Only going to be here for a little butt. At the other library. The last one started sounding like a K-Mart. A librarian got on the PA telling the mob of kids I had not noticed forming in the place to go to a certain room. Didn’t catch the details but the place had a party atmosphere that i didn’t find conducive to talking about cunt and thinking about fleshing out the rest of that story. Just another note, though: I never knew another word of it until the Pia Zadora incident, when “pussy” first came across to me as being a synonym for that. Except I didn’t quite get that. I thought the woman was generally being called “pussy” like a hip individual might be called a “cat”. “Nice pussy” was the expression, one which gained worldwide acclaim after a certain presidential candidate might have used such terms. But it was the whispered way the word “cunt” was uttered, as if respectfully, almost churchly. No one wanted to say it too loud, like we were cursing in church. I may have interpreted it as being a gesture of deference to the girls on the bus, except that they didn’t care. For the longest time the word was a respectful one to me. Later I would learn it to be the worst thing you could call a woman, at least in the U.S., while in other countries the word is bandied about like “jerk”.
TAKE ME TO CHURCH!
Always remember a high school friend who swore he did not know the toilet was called the toilet until he was in high school. Until then he thought it was called “The Throne.”

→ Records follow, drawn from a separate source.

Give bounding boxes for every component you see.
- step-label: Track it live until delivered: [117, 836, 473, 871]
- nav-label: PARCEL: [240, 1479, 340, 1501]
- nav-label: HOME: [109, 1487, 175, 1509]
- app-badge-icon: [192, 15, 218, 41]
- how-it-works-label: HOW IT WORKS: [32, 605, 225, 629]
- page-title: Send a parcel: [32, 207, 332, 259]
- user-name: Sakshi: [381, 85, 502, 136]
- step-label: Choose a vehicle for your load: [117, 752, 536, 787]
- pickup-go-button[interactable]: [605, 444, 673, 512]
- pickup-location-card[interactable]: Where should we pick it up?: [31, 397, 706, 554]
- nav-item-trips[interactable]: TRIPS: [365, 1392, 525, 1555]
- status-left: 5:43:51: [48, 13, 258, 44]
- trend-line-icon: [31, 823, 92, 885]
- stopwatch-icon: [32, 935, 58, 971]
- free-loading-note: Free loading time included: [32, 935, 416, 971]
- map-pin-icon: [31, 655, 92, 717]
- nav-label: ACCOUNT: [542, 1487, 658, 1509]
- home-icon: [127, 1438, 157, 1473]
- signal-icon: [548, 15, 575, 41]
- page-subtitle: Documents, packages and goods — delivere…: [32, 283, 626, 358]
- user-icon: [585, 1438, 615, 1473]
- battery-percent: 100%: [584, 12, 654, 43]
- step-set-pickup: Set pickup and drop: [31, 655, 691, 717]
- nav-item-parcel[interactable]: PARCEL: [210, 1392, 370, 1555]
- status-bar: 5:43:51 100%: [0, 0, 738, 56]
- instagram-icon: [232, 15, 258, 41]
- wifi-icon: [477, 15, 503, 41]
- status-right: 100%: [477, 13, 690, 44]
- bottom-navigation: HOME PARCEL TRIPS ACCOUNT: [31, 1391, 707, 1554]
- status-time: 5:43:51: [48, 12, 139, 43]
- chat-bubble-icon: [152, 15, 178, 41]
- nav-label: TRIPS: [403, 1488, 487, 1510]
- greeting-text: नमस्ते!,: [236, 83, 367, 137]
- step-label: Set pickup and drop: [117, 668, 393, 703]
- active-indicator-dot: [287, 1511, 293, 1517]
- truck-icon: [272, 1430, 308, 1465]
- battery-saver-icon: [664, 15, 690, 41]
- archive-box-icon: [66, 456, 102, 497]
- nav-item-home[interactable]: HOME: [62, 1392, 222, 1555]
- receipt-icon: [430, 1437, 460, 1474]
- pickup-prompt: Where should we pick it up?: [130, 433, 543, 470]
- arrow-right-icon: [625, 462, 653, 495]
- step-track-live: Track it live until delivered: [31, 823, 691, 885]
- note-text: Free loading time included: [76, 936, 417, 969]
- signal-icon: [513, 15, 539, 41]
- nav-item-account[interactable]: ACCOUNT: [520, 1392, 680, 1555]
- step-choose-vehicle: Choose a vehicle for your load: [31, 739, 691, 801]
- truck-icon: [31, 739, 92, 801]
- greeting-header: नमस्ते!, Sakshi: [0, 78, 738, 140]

Page 61 of Walter Dean Myers’ Antarctica, Journeys to the South Pole is itself subtitled “The Discovery Expedition”. A previous reader had dog-eared this page, making it seem that it must contain meritorious content. The dog-eared page happens to introduce the subject of dogs in the Antarctic, and commences an overview of what Myers described as an “interesting” chapter by Sir Leopold M’Clintock from The Antarctic Manual. The chapter is about how the author had found that dogs moved heavier loads ad much as 25% faster than men would, with no need to stop and rest. Published in 1901 I guess that gives some insight into the state of antarctic canine research.
In the mid-1990s I endeavored to get a cruise ship to the end of the world, this at a time before passenger cruises to Antarctica became something of a trifling distraction for the monied class. At the time cruises did not seem especially expensive — lest I would not have bee considering one. But like anything interesting it becomes a fashion, too many people start going there, and the next you know it’s like Portland, Maine, becoming the next Hamptons.
Long ago I was in touch with someone in Antarctica. He sent photos of the continents only payphones, at McMurdo Station. He was an acquaintance of a globetrotting woman I thought I was was dating at the time. Good times. I get out of her.